Quel est le dernier opéra ou concert qui vous a émue aux larmes ?
Curieusement, je suis rarement émue aux larmes par un opéra. Et cela me rend plutôt triste, mais je pense que cela a beaucoup à voir avec le fait que, en tant que chanteuse, je sais vraiment ce que cela demande de chanter tel ou tel air, et combien d’efforts il a fallu pour arriver à ce résultat. Je vois le processus dans son ensemble et sa complexité, et ça me donne un autre genre d’émotion. Mais il y a cependant une pièce en particulier qui m’émeut toujours aux larmes et c’est le Concerto pour violon n°1 de Max Bruch, joué par Mischa Elman. Dès qu’il commence à jouer, il ne faut pas longtemps pour que je commence à pleurer. Il a cette façon incroyable de l’interpréter. Et même pendant le confinement, j’allais courir en l’écoutant et ça me faisait pleurer. (Elle éclate de rire). Il en va de même quand j’entends Emil Gilels jouer au piano. Je suis très émue par la musique instrumentale.
L’opéra est-il une forme d’art ultime – ou pas – pour vous ?
Je pense que l’opéra est une forme d’art extraordinaire, mais ce serait insensé de dire que c’est la forme la plus belle forme d’art, c’en est une parmi d’autres. Je me sens extrêmement chanceuse d’avoir pu en faire mon métier, mais dès que vous êtes sur la scène culturelle et côtoyez l’une d’elle, vous appréciez forcément les autres formes d’art également, et même plus. J’aime beaucoup me rendre au théâtre, assister à des spectacles de danse contemporaine, des lectures de poésie... L’art demande beaucoup de travail et apporte de la joie à tant de gens. Si je devais dire une chose à propos de l’opéra, c’est qu’il donne cette possibilité d’émouvoir quelqu’un par la vocalité, la sensibilité, et pas seulement par l’aspect dramatique qu’on y trouve. Et ça, c’est très particulier. Les gens qui se rendent à l’opéra admettraient certainement que ces éléments font de l’opéra une forme d’art un rien plus exceptionnelle.
Pourquoi les jeunes devraient-ils aller à l’opéra ?
Eh bien, c’est vraiment un gros problème – encore plus en Angleterre qu’en Belgique. Ce n’est pas assez encouragé, et ce devrait l’être. Il est certain que les enfants devraient avoir l’opportunité d’apprendre à connaître l’opéra à l’école alors que ce n’est pas le cas en ce moment. Par conséquent, ces enfants n’ont aucune chance de découvrir si l’opéra pourrait leur plaire. Certains pourraient voir un opéra et adorer immédiatement, mais comme on ne leur en offre jamais la possibilité, ils ne le sauront jamais. Chacun devrait avoir l’opportunité de découvrir si c’est sa tasse de thé ou non. L’opéra est enrichissant pour l’âme et l’esprit de chaque être humain.
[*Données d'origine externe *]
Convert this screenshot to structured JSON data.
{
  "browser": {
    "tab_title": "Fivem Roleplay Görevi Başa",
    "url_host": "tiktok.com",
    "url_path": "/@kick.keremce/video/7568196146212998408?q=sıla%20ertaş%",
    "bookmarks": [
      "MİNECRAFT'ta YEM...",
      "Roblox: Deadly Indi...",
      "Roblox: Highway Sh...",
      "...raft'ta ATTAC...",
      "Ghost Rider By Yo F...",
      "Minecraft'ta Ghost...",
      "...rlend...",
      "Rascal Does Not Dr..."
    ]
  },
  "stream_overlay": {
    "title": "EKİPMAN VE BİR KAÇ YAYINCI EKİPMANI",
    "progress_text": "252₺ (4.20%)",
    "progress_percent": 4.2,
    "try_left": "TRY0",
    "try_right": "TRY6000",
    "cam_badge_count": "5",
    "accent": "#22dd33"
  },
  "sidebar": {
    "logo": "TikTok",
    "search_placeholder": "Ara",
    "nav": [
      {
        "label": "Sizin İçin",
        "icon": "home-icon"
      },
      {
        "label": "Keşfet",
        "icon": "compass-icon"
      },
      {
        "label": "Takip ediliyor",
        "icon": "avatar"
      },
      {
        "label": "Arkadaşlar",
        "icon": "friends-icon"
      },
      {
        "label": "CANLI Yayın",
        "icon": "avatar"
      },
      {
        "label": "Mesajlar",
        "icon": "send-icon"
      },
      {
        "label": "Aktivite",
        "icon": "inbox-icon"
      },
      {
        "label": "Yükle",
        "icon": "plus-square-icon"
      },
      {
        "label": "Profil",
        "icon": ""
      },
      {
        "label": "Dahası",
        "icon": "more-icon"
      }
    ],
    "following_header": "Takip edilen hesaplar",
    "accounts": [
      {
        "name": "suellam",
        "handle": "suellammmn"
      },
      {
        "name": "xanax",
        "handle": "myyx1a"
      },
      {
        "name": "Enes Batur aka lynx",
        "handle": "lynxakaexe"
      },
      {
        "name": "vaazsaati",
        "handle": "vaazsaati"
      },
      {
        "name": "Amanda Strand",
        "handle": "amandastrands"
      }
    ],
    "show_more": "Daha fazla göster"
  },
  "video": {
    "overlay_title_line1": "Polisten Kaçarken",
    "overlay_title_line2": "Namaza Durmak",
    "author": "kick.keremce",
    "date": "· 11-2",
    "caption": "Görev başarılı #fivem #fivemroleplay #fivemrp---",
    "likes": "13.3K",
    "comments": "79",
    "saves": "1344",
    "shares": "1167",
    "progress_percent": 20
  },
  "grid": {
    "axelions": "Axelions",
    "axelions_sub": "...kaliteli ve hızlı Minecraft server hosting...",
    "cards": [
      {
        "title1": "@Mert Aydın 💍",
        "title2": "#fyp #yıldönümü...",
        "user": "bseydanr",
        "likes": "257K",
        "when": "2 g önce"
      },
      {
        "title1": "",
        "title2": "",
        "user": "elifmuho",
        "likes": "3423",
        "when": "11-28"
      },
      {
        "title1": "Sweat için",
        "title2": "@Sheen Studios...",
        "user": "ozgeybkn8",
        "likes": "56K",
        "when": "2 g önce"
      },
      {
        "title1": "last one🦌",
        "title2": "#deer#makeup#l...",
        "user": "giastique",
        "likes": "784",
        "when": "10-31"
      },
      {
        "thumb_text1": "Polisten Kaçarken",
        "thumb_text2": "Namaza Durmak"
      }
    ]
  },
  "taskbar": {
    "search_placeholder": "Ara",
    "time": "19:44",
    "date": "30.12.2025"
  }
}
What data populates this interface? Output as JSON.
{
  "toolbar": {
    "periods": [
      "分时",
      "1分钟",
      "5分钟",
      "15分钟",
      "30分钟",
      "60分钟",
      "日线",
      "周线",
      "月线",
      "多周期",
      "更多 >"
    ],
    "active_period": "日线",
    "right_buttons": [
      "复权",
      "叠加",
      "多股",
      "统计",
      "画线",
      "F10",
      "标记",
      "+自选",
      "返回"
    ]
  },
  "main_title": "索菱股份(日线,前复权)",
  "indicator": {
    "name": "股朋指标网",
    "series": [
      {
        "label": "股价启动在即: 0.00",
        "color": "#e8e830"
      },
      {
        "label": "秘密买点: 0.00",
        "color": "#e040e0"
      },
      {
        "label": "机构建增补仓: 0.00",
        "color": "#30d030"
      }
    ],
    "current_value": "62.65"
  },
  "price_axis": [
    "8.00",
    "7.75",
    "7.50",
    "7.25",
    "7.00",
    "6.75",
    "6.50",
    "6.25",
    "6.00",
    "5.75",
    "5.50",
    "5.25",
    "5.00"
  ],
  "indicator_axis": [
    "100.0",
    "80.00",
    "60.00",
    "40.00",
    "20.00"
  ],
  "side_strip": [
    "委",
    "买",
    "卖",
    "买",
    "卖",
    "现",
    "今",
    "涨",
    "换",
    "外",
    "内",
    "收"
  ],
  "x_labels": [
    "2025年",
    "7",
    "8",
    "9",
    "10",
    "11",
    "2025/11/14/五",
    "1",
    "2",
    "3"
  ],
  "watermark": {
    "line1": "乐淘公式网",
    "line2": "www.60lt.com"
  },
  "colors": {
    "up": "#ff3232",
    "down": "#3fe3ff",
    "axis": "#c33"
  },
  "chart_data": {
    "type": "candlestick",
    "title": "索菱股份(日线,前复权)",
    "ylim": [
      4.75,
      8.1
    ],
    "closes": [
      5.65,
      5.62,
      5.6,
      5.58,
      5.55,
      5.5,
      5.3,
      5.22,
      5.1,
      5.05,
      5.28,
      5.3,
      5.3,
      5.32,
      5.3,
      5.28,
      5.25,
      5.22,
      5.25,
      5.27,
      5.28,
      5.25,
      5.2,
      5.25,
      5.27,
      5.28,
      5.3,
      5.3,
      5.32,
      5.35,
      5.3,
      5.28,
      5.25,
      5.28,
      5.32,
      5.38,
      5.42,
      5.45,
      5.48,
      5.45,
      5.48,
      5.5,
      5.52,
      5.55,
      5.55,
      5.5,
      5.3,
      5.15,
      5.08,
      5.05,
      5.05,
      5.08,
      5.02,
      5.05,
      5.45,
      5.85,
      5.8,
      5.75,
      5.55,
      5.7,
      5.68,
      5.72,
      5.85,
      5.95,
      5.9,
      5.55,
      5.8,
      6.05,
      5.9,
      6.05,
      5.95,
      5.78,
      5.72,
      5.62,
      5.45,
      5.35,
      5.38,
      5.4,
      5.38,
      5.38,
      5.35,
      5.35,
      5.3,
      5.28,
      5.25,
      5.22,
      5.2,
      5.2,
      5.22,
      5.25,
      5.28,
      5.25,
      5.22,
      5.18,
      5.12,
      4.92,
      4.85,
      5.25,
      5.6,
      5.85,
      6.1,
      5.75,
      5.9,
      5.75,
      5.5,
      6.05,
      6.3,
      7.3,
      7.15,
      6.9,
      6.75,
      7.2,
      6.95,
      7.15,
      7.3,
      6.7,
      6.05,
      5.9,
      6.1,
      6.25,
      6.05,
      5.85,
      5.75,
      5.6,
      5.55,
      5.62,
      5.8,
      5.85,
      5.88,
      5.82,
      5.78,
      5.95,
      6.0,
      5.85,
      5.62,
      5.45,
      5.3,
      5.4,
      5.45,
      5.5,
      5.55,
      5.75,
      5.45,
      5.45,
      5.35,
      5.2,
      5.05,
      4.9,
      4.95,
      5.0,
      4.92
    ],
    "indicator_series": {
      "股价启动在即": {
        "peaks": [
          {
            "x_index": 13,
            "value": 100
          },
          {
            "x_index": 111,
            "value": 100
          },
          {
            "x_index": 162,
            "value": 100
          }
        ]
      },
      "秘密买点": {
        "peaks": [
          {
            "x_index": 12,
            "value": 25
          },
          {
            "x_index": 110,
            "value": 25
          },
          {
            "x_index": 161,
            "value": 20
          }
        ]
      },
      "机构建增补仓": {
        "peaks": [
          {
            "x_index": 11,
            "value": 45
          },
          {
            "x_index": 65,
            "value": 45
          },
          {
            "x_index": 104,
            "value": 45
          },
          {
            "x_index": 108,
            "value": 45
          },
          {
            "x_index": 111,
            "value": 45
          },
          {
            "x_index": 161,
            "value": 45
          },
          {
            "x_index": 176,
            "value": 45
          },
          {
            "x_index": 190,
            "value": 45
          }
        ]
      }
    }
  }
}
Quel est le rôle de la culture dans notre société actuelle ?
Voilà une question importante ! Il ne fait aucun doute que la culture et les arts illuminent notre vie intérieure et enrichissent notre vie émotionnelle. Qui plus est, la culture rapproche les communautés. Parfois, on se rend à un spectacle de danse avec des amis, son partenaire, ses enfants, ou parfois on assiste seul à un concert, mais on n’est jamais vraiment seul. Faire l’expérience de ce qui se passe sur scène, avec toutes ces autres personnes, nous change, et même si on ne peut pas vraiment exprimer ce qui a changé, on doit admettre que cela nous a ému d’une certaine manière. Et ça, c’est important. Bien sûr, je pourrais aussi donner des arguments économiques, car le secteur culturel génère beaucoup d’emplois et d’argent, mais je préfère me concentrer sur des avantages moins pratiques. Je pense que, pendant la pandémie, les gens ont réalisé que, lorsqu’ils étaient privés de visites de musées, de concerts et de soirées d’opéra, cela leur manquait. Cela nous a manqué à tous et nous avons réalisé à quel point la culture est importante.
Qu’est-ce qui rend la Monnaie si spéciale pour vous ?
La Monnaie m’a donné tous mes premiers rôles et énormément d’opportunités. Peter est celui qui a toujours su voir des capacités en moi avant que je puisse les voir moi-même. Les maisons lyriques ont besoin de quelqu’un qui s’occupe de tout le monde. Il ne suffit pas qu’une maison d’opéra soit un endroit magnifique avec de merveilleuses coulisses, il faut quelqu’un qui rassemble, qui rassure, qui donne à chacun le sentiment de faire partie de la famille. Et c’est exactement ce que je ressens chaque fois que je viens à la Monnaie.
Quel rôle voudriez-vous absolument interpréter un jour ?
J’ai l’impression d’avoir pu interpréter beaucoup de mes rôles favoris au cours des dernières années, je les ajoute petit à petit à ma liste mais il en reste encore quelques-uns. J’aimerais beaucoup chanter Giulietta dans I Capuleti e i Montecchi, mais j’aime aussi beaucoup les opéras de Janáček et Dvořák. J’ai eu la grande chance de chanter le rôle-titre de Rusalka, mais j’aimerais aussi interpréter celui de Kát’a Kabanová. Et puis il y a toujours la Maréchale du Rosenkavalier sur ma liste.
Quel serait l’opéra que vous sauveriez pour l’éternité ? Et pourquoi celui-là ?
Pour moi, ce serait Jenůfa de Janáček, qui est très spécial : je l’ai joué ici à la Monnaie, et à Munich avec Karita Mattila qui m’a beaucoup appris. La pièce a la capacité de vous donner l’impression d’être « juste » dans une pièce de théâtre alors qu’en réalité, vous chantez beaucoup. Cet opéra est à la fois très émouvant et très difficile. Lorsque le bébé est enlevé au deuxième acte, cela me touche, et encore plus maintenant que je suis moi-même mère. Ressentir en moi toutes ces émotions rend le spectacle encore plus convaincant, pour moi et, je l’espère, pour le public aussi. Il y a une réalité, une vérité profonde dans cet opéra. Et c’est très important d’avoir une réelle affinité avec une œuvre, car vous l’interprétez avec d’autant plus de justesse et de sincérité.